Many people responded with a similar heightened sense of immediacy when singing the piece in the 2022 – 2023 seasons. Lots of singers had a similar thread of caution about singing the spirituals, but almost all singers surveyed landed in a similar place to me – that these songs are shared appropriately to their original context, and with the aim of uplifting the voices and experiences of oppressed people in an environment where those voices are not often enough heard.
“A Child of Our Time is an overtly anti-racist piece of music”
Singers mostly felt that we were communicating something that more people needed to hear in 1945, and still need to hear now – that we must be more alert to the ways in which society can enable some of us to oppress those around us.
Lots of singers felt the resonance with the treatment of people who are seeking asylum on our shores just now, naming many different countries as well as our own.
People also found resonance with issues of racism, colonialism, fascism, the growing poverty gap in the UK and the US, and the climate crisis.
Many people talked in general terms about our collective treatment of ‘the Other’ and, when asked if they felt moved to more action on any of these issues, more than half of the singers said that singing the piece had given them a little nudge of extra motivation to be more active on some of these issues.

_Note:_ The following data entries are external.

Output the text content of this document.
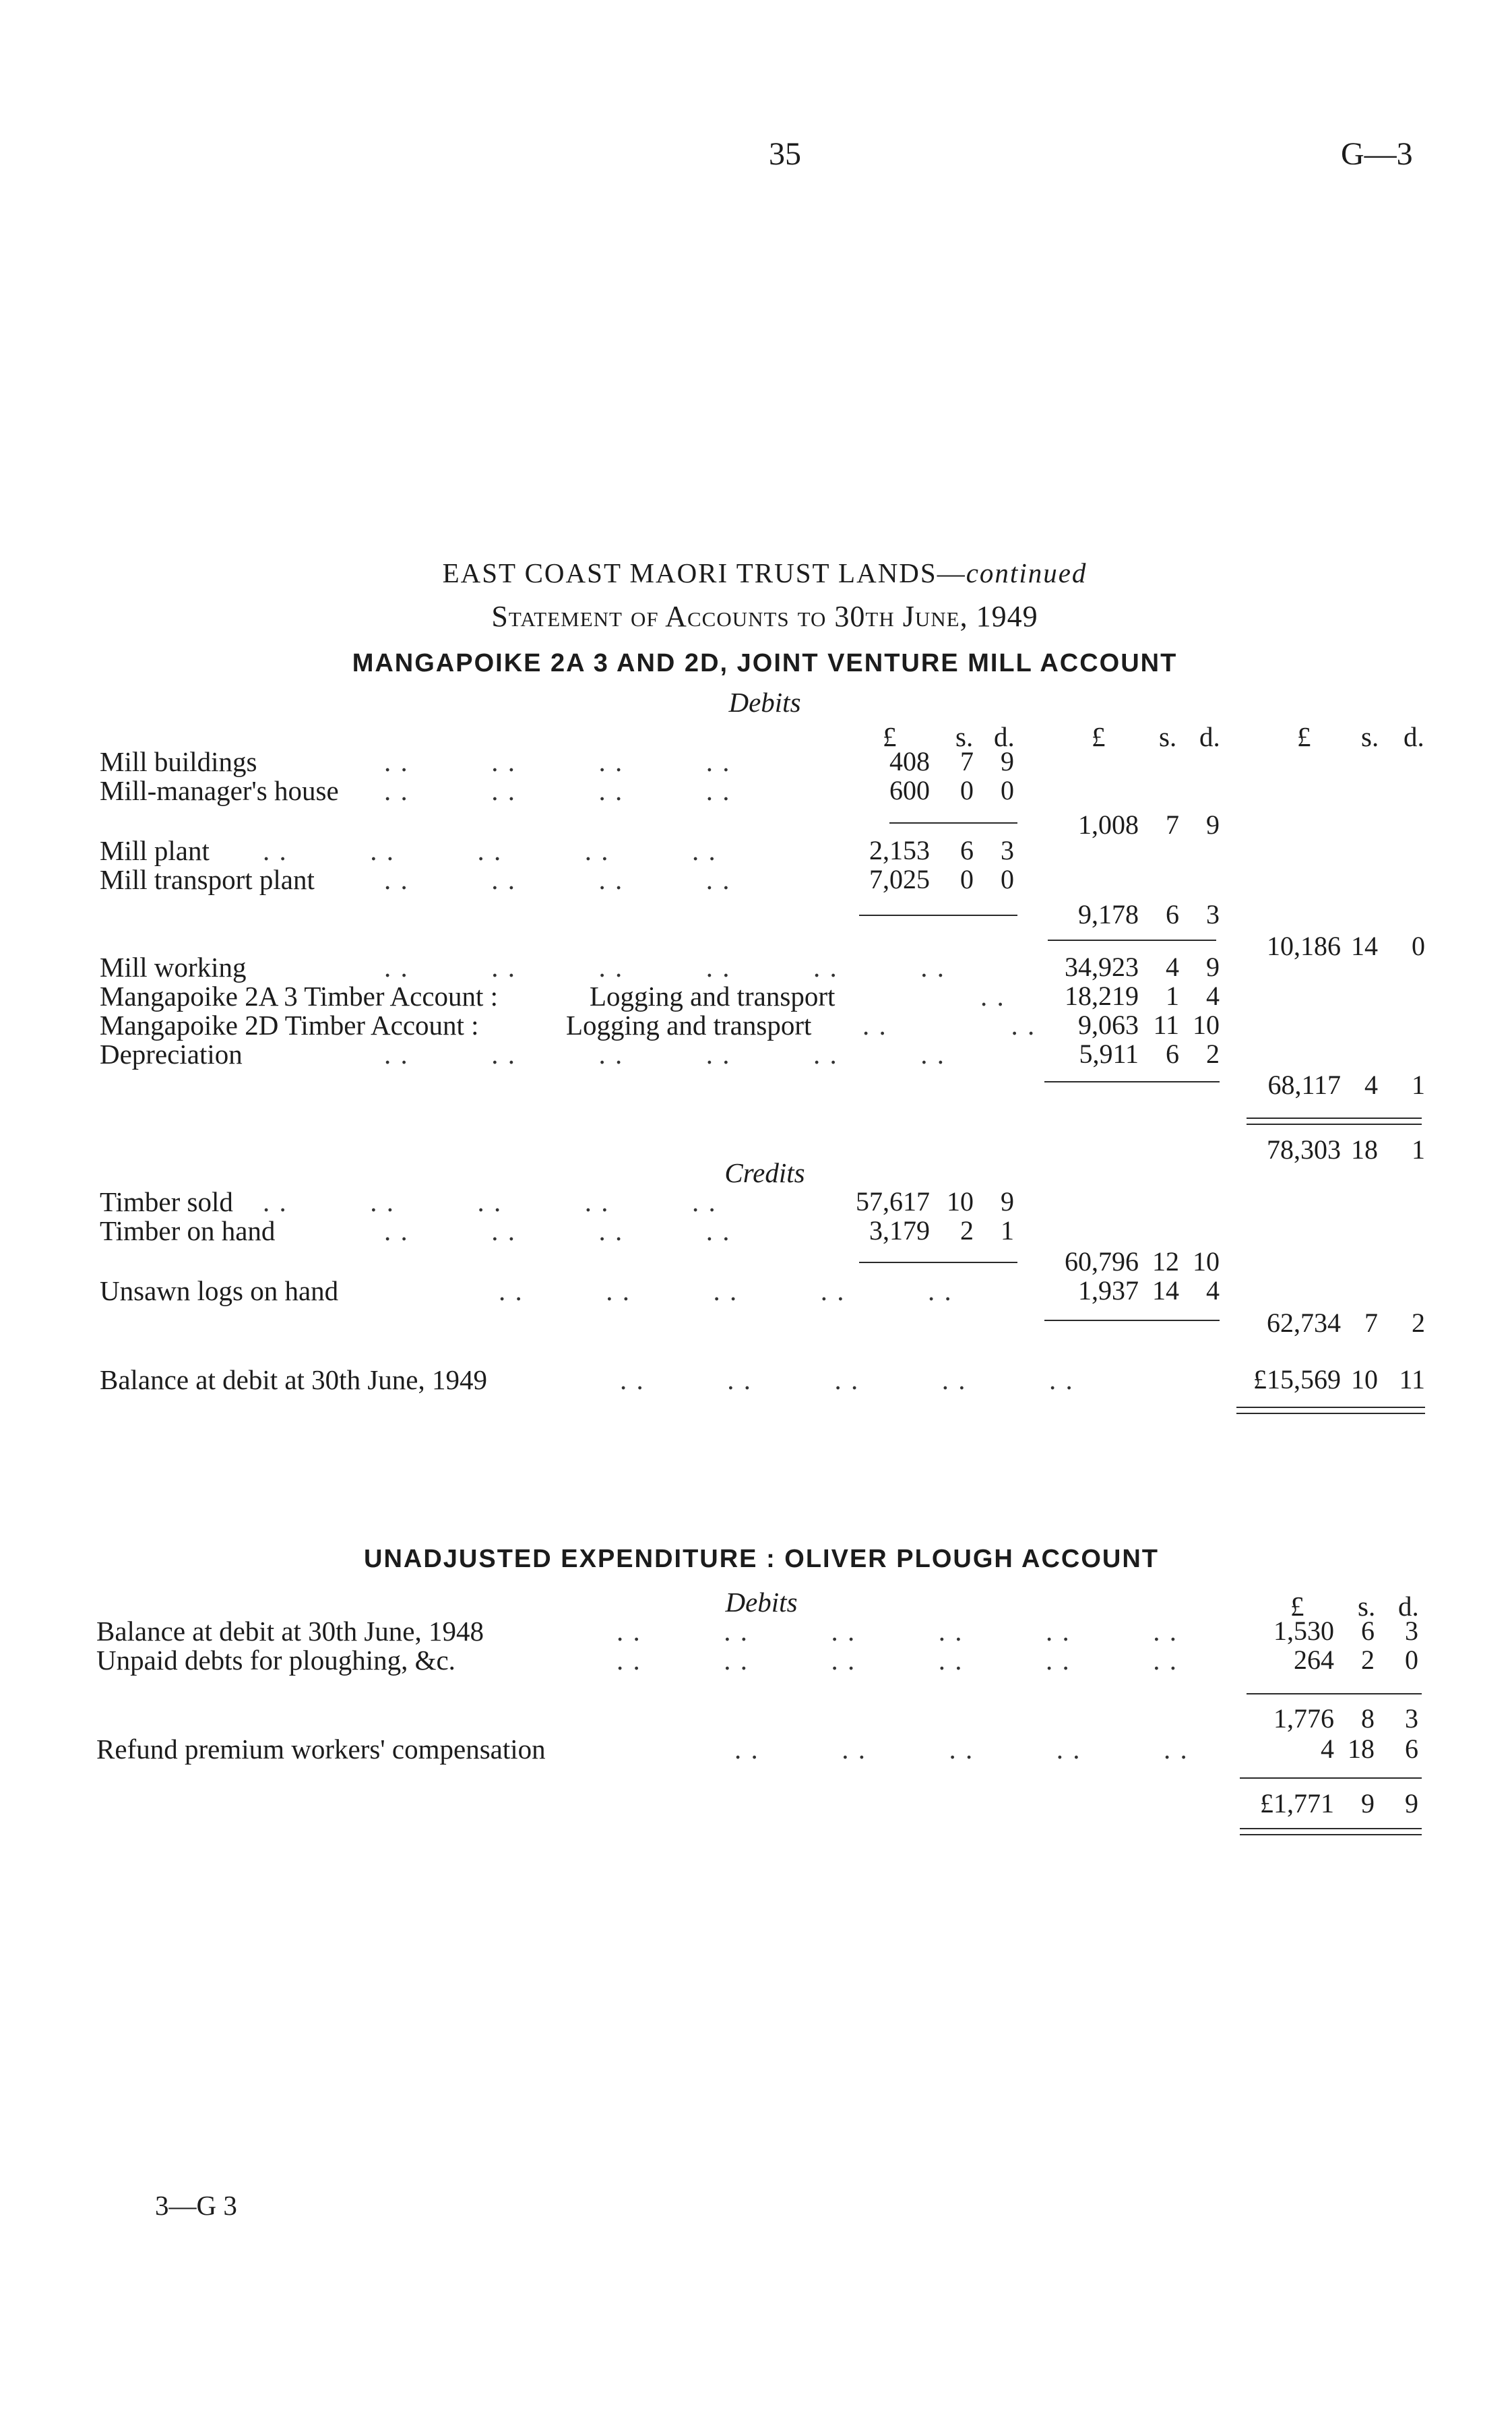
35	G—3
EAST COAST MAORI TRUST LANDS—continued
Statement of Accounts to 30th June, 1949
MANGAPOIKE 2A 3 AND 2D, JOINT VENTURE MILL ACCOUNT
Debits
£ s. d.	£ s. d.	£ s. d.
Mill buildings	. .          . .          . .          . .	408	7	9
Mill-manager's house . .          . .          . .          . .	600	0	0
1,008	7	9
Mill plant . .          . .          . .          . .          . .	2,153	6	3
Mill transport plant	. .          . .          . .          . .	7,025	0	0
9,178	6	3
10,186 14	0
Mill working	. .          . .          . .          . .          . .          . .	34,923	4	9
Mangapoike 2A 3 Timber Account :	Logging and transport	. .	18,219	1	4
Mangapoike 2D Timber Account :	Logging and transport . .               . .	9,063 11 10
Depreciation	. .          . .          . .          . .          . .          . .	5,911	6	2
68,117 4	1
78,303 18	1
Credits
Timber sold . .          . .          . .          . .          . .	57,617 10	9
Timber on hand	. .          . .          . .          . .	3,179	2	1
60,796 12 10
Unsawn logs on hand	. .          . .          . .          . .          . .	1,937 14	4
62,734 7	2
Balance at debit at 30th June, 1949	. .          . .          . .          . .          . .	£15,569 10 11
UNADJUSTED EXPENDITURE : OLIVER PLOUGH ACCOUNT
Debits	£ s. d.
Balance at debit at 30th June, 1948	. .          . .          . .          . .          . .          . .	1,530	6	3
Unpaid debts for ploughing, &c.	. .          . .          . .          . .          . .          . .	264	2	0
1,776	8	3
Refund premium workers' compensation	. .          . .          . .          . .          . .	4 18	6
£1,771	9	9
3—G 3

And I’m sure that many of the audience members also felt this gentle nudge.
I asked singers about how optimistic they felt by the end of the piece, as I find that the piece ends with some ambiguity (as in life!) and I was surprised to read so many people, nearly two-thirds, coming away with some sense of hopefulness – whether that was from the writing of piece itself, through the act of singing together with other voices, or the act of sharing this piece with an audience.
Many people felt that the telling of the story and the questions it brings, however difficult at times, brought with it something hopeful, and part of this is about community – the community of friends and neighbours, the community of a choir, or the community that is coming together in a concert hall and sharing something, just for a couple of hours.
All of these ‘coming together’ moments are part of what can spark hopefulness, are part of what can spark us into action.
Even though we are all witnessing the (re)turning of a global cycle back towards fascism, which is bound to bring a heavy feeling of pessimism with it, the more voices that talk and sing about what is happening in more diverse environments, the more we are connected in our work against oppression and the ‘othering’ that enables it.
Often when we are talking about radical music, we are talking about smaller forms – singing in the streets, singing in folk clubs, even a samba band on the streets is in some sense ‘smaller’ than a full-blown concert oratorio for orchestra, chorus and soloists.
But if we want to make positive social change, as Tippett said with such clarity, we have to build something better to help people choose peace over war, to choose justice over oppression. And that means we have to build it everywhere.
We have to ask everyone the sorts of questions that drive us towards positive action, and we have to make beautiful art and music in all possible spheres so that people can choose to support a better life for us all.